Возвращаясь, я долго стоял за собором на обрыве, глядя на гнилые тесовые крыши мещанских лачуг, лепившимся внизу по буграм вдоль реки. Повсюду грязные и убогие дворы. Глядя на все это, подумал о человеческой жизни, о том, как она несправедливо устроена. И это так здесь было и триста лет тому назад. Блуждая, таким образом, по городу, я выехал на высокий берег реки. Отсюда было видно, как река серой рябью прижимается к желтым скалам берега. Так незаметно я выехал к тому месту, где дом Нины. Я даже было повернул коня в сторону этого дома, но почему-то воровато оглянулся – нет ли кого вблизи? Никого не было ни видно, ни слышно. И все же мне захотелось, чтобы кто-то вышел. Я уже было отказался от этой затеи, когда дверь приоткрылась и вышла Нина.

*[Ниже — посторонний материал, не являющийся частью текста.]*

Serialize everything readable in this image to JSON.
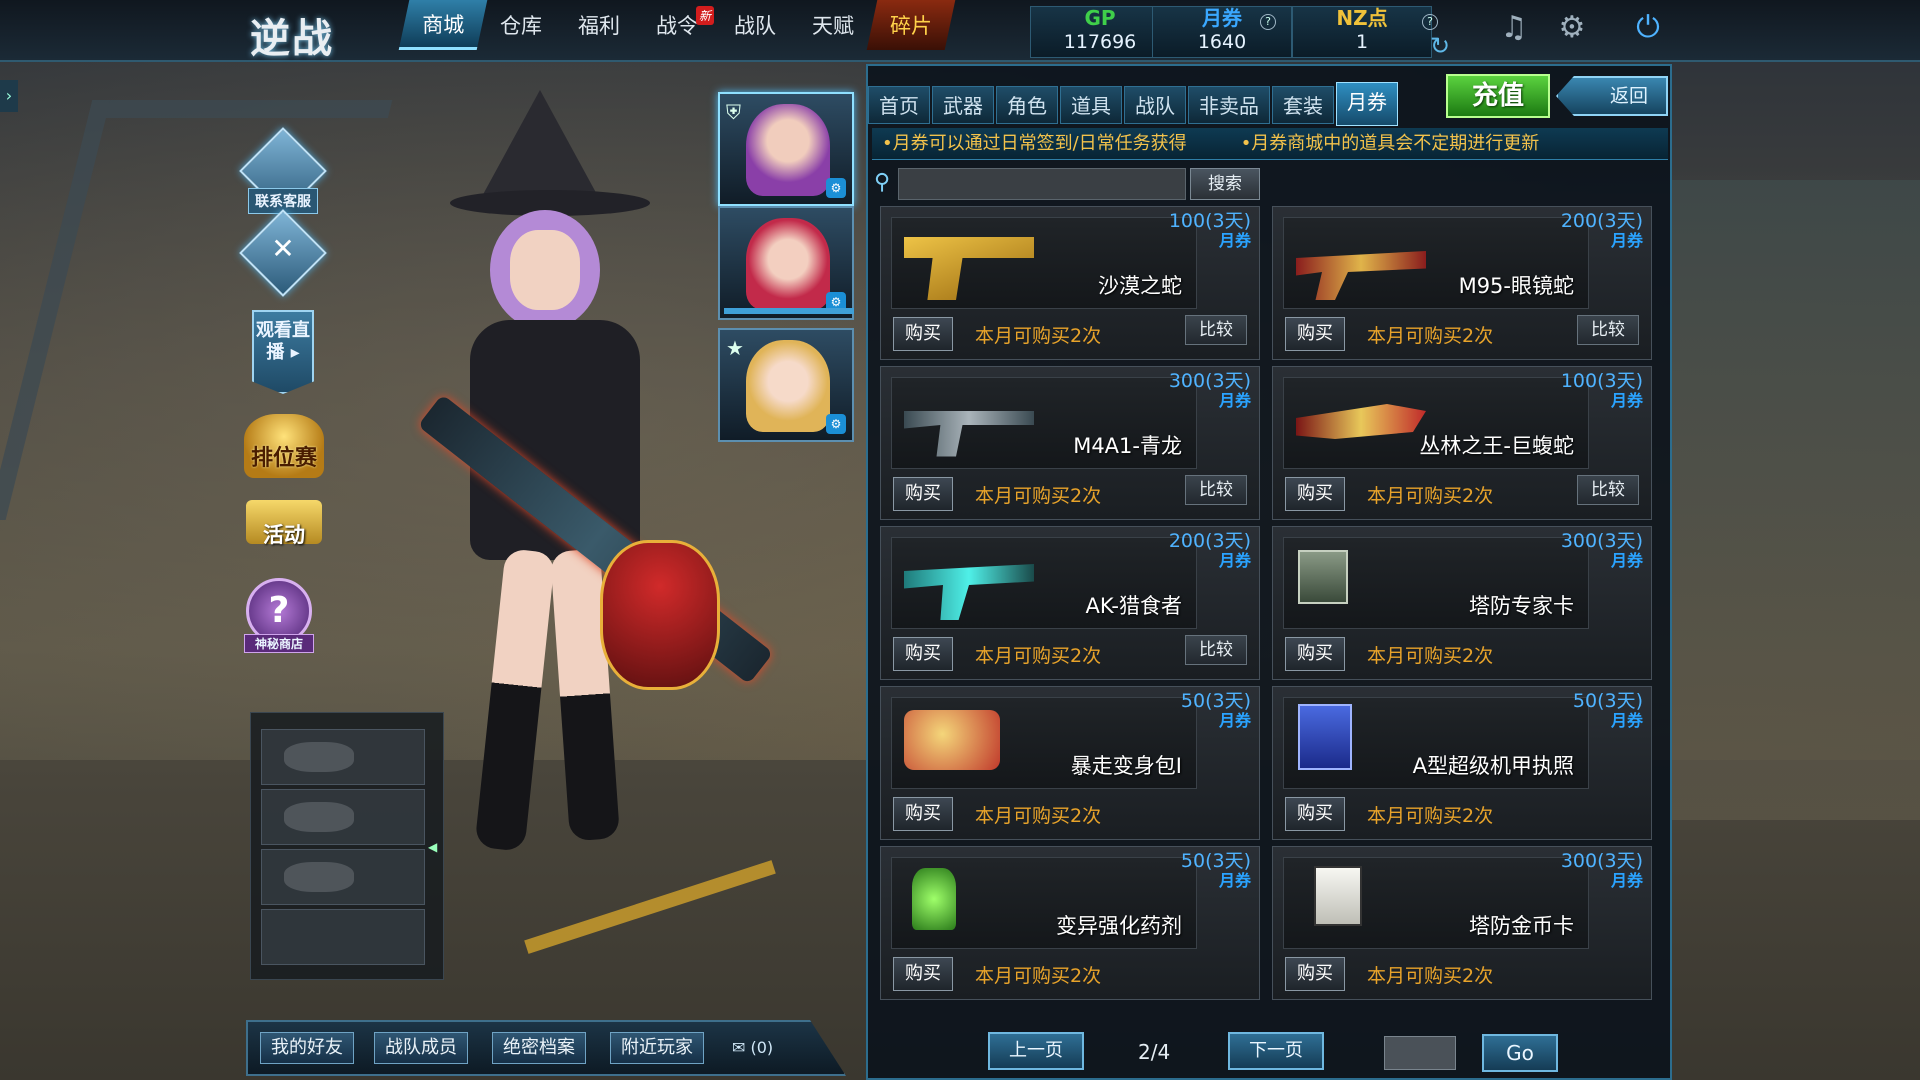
{
  "topbar": {
    "logo": "逆战",
    "nav": [
      {
        "label": "商城",
        "active": true
      },
      {
        "label": "仓库"
      },
      {
        "label": "福利"
      },
      {
        "label": "战令",
        "badge": "新"
      },
      {
        "label": "战队"
      },
      {
        "label": "天赋"
      },
      {
        "label": "碎片",
        "highlight": true
      }
    ],
    "currencies": {
      "gp": {
        "label": "GP",
        "value": "117696",
        "color": "#3fcf4a"
      },
      "voucher": {
        "label": "月券",
        "value": "1640",
        "color": "#3aa8ff"
      },
      "nz": {
        "label": "NZ点",
        "value": "1",
        "color": "#f0c23a"
      }
    },
    "help_glyph": "?",
    "icons": [
      "music-icon",
      "gear-icon",
      "power-icon"
    ]
  },
  "side": {
    "contact_label": "联系客服",
    "live_label": "观看直播",
    "rank_label": "排位赛",
    "event_label": "活动",
    "mystery_label": "神秘商店"
  },
  "social": {
    "buttons": [
      "我的好友",
      "战队成员",
      "绝密档案",
      "附近玩家"
    ],
    "mail_count": "(0)"
  },
  "shop": {
    "tabs": [
      {
        "label": "首页"
      },
      {
        "label": "武器"
      },
      {
        "label": "角色"
      },
      {
        "label": "道具"
      },
      {
        "label": "战队"
      },
      {
        "label": "非卖品"
      },
      {
        "label": "套装"
      },
      {
        "label": "月券",
        "active": true
      }
    ],
    "recharge_label": "充值",
    "back_label": "返回",
    "notices": [
      "•月券可以通过日常签到/日常任务获得",
      "•月券商城中的道具会不定期进行更新"
    ],
    "search": {
      "placeholder": "",
      "button": "搜索"
    },
    "items": [
      {
        "name": "沙漠之蛇",
        "price": "100(3天)",
        "unit": "月券",
        "limit": "本月可购买2次",
        "compare": true,
        "art": "pistol"
      },
      {
        "name": "M95-眼镜蛇",
        "price": "200(3天)",
        "unit": "月券",
        "limit": "本月可购买2次",
        "compare": true,
        "art": "sniper"
      },
      {
        "name": "M4A1-青龙",
        "price": "300(3天)",
        "unit": "月券",
        "limit": "本月可购买2次",
        "compare": true,
        "art": "rifle"
      },
      {
        "name": "丛林之王-巨蝮蛇",
        "price": "100(3天)",
        "unit": "月券",
        "limit": "本月可购买2次",
        "compare": true,
        "art": "blade"
      },
      {
        "name": "AK-猎食者",
        "price": "200(3天)",
        "unit": "月券",
        "limit": "本月可购买2次",
        "compare": true,
        "art": "ak"
      },
      {
        "name": "塔防专家卡",
        "price": "300(3天)",
        "unit": "月券",
        "limit": "本月可购买2次",
        "compare": false,
        "art": "card"
      },
      {
        "name": "暴走变身包I",
        "price": "50(3天)",
        "unit": "月券",
        "limit": "本月可购买2次",
        "compare": false,
        "art": "pack"
      },
      {
        "name": "A型超级机甲执照",
        "price": "50(3天)",
        "unit": "月券",
        "limit": "本月可购买2次",
        "compare": false,
        "art": "license"
      },
      {
        "name": "变异强化药剂",
        "price": "50(3天)",
        "unit": "月券",
        "limit": "本月可购买2次",
        "compare": false,
        "art": "potion"
      },
      {
        "name": "塔防金币卡",
        "price": "300(3天)",
        "unit": "月券",
        "limit": "本月可购买2次",
        "compare": false,
        "art": "coin"
      }
    ],
    "buy_label": "购买",
    "compare_label": "比较",
    "pager": {
      "prev": "上一页",
      "page": "2/4",
      "next": "下一页",
      "go": "Go"
    }
  }
}
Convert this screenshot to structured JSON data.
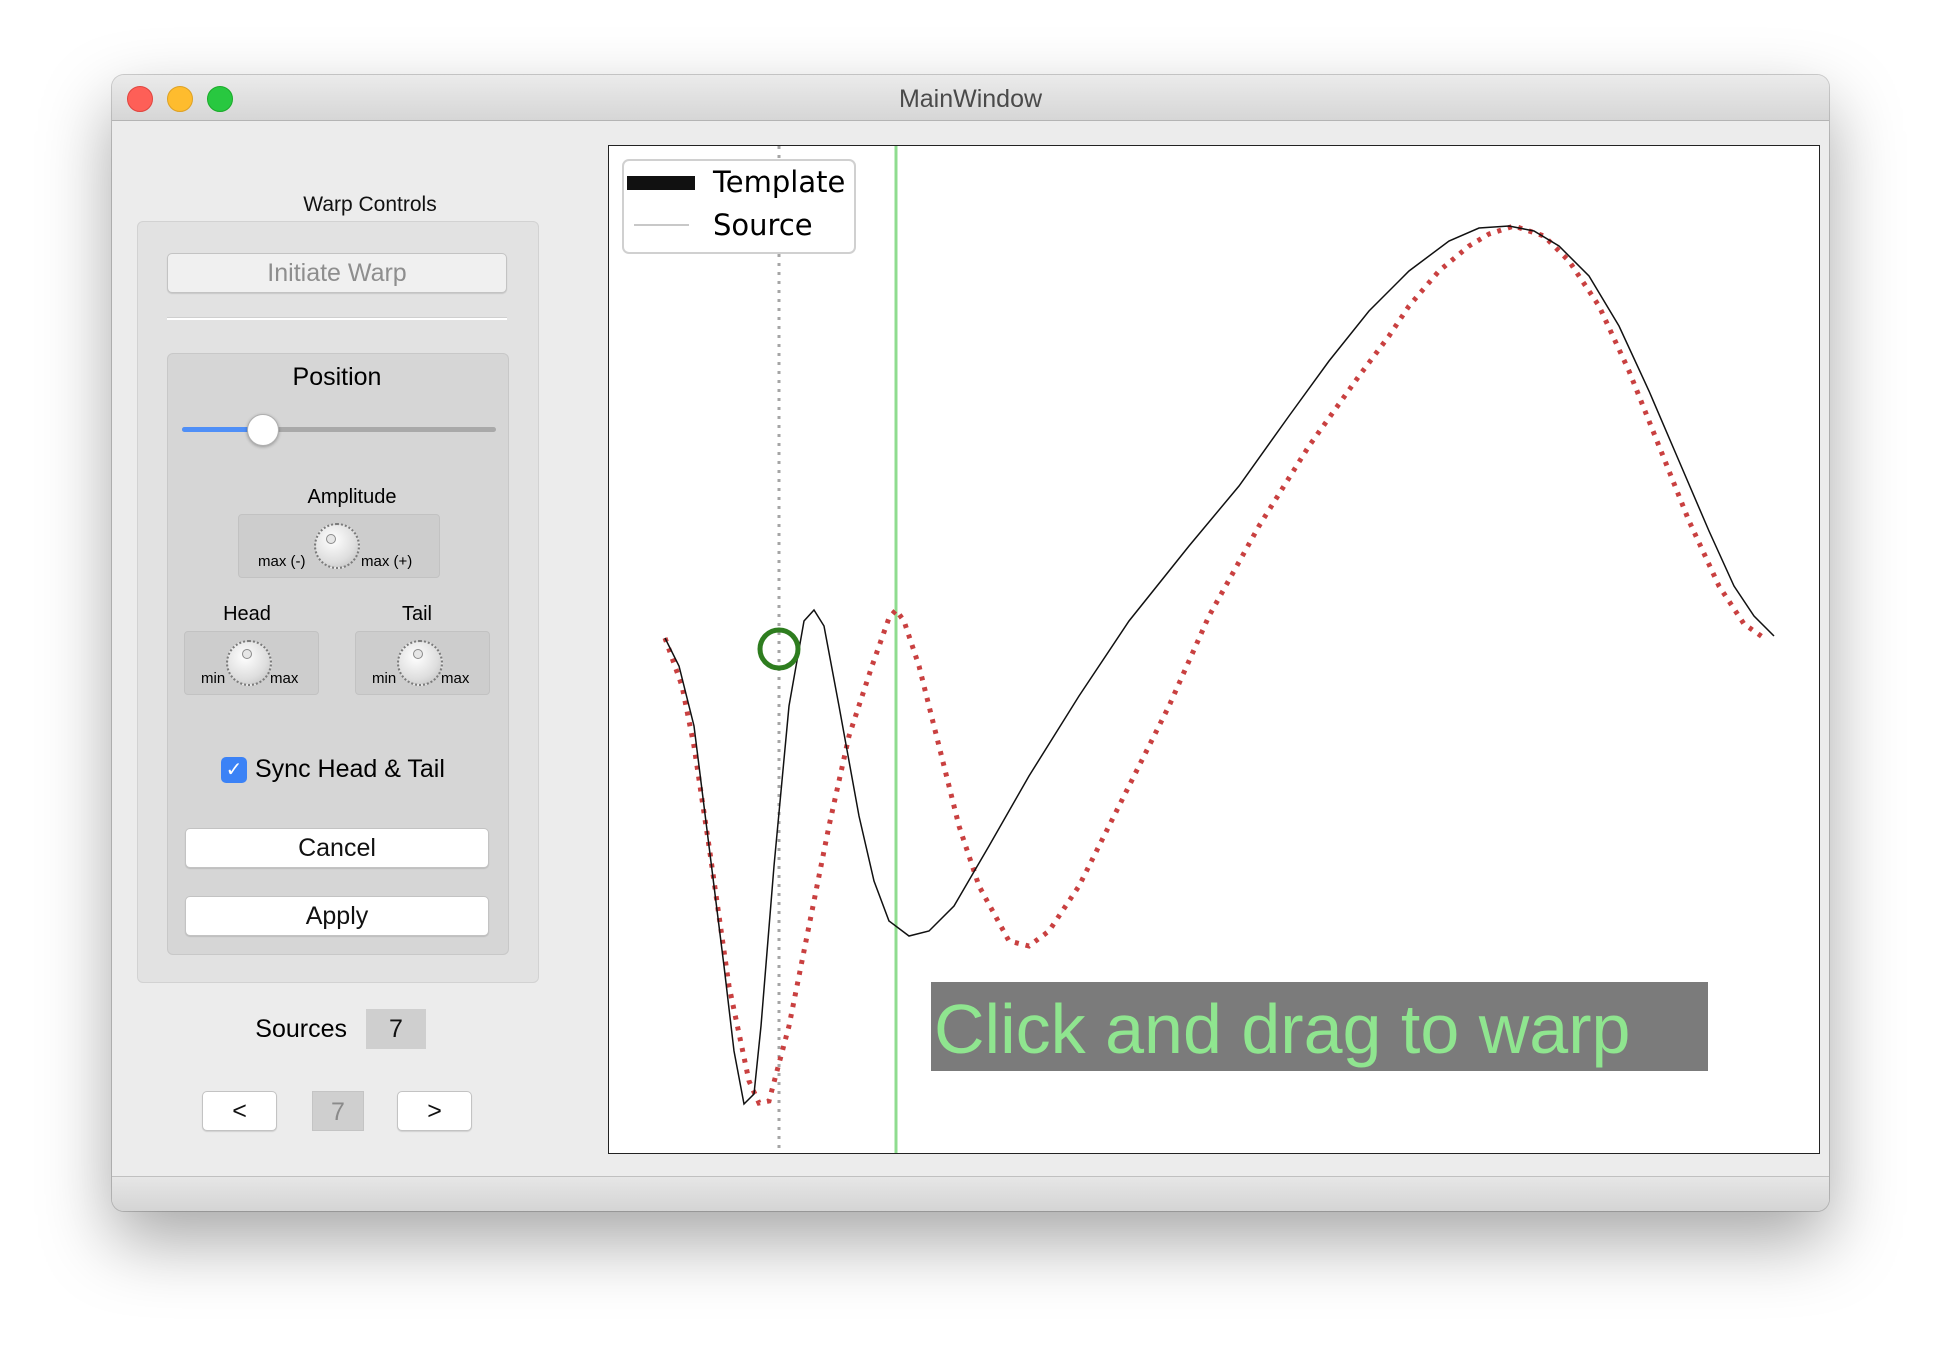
{
  "window": {
    "title": "MainWindow"
  },
  "controls": {
    "group_title": "Warp Controls",
    "initiate_warp_label": "Initiate Warp",
    "position_label": "Position",
    "position_value": 0.26,
    "amplitude_label": "Amplitude",
    "amplitude_min_label": "max (-)",
    "amplitude_max_label": "max (+)",
    "head_label": "Head",
    "tail_label": "Tail",
    "dial_min_label": "min",
    "dial_max_label": "max",
    "sync_label": "Sync Head & Tail",
    "sync_checked": true,
    "checkmark": "✓",
    "cancel_label": "Cancel",
    "apply_label": "Apply"
  },
  "sources": {
    "label": "Sources",
    "count": "7",
    "prev_label": "<",
    "current": "7",
    "next_label": ">"
  },
  "plot": {
    "legend": [
      "Template",
      "Source"
    ],
    "overlay_text": "Click and drag to warp",
    "colors": {
      "template": "#111111",
      "source": "#c94040",
      "cursor_line": "#8fdc8f",
      "marker": "#2e7d1f",
      "overlay_bg": "#7b7b7b",
      "overlay_text": "#8fe58f"
    }
  }
}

– А вы, что мимо нас проезжаете? – мило улыбнувшись, сказала девушка. – Что так? Уж не разлюбили ли нас?
– Да нет… Все как-то не по пути, – вдруг почему-то смутившись, неуверенно проговорил я.
– Вы правы… Когда любишь – и семь верст не объезд. А уж как разлюбишь – и в соседях не по пути. Не так ли?
– Может и так…
– И в глаза мне не смотришь – или я подурнела? – игриво, проговорила Нина.
Я, вконец засмущавшись, тронул коня прочь…
– Так вы заходите все же к нам – не забывайте своих друзей… – крикнула она в пустоту. Я пришпорил коня, подгоняемый ее едким смехом.
Она всколыхнула во мне нетронутую юность своей жгучей влюбленностью, так что я потерял покой. Я испытывал сознание своего крайнего падения, от чего было горько и больно, так что стало даже жаль себя…
6
Стояли удивительно теплые дни. Хозяева не вставляли вторых окон, так что я мог насладиться запахами осени. Осень в моем проулке, куда выходило окно, чаще дышало конюшней, запахи которой подхватывал попутный ветер. Запах этот сразу напоминал мне моего коня и былые с ним скачки.
Петр бывал у меня редко. А входил он всегда широко распахнув двери. Крепко здоровался за руку – за что я его уважаю. Ведь крепко жмет человек со своим стержнем, а если его нет, то и в руке лапша. В тот день передо мною лежала раскрытой книга «Основы жизни». Эта книга да еще «Книга для путешественников – всегда были у меня под рукой. Я решил, что я всю зиму буду изучать обе эти книги. Сейчас время скачек прошло, так что все свободное время я отдам этим фолиантам.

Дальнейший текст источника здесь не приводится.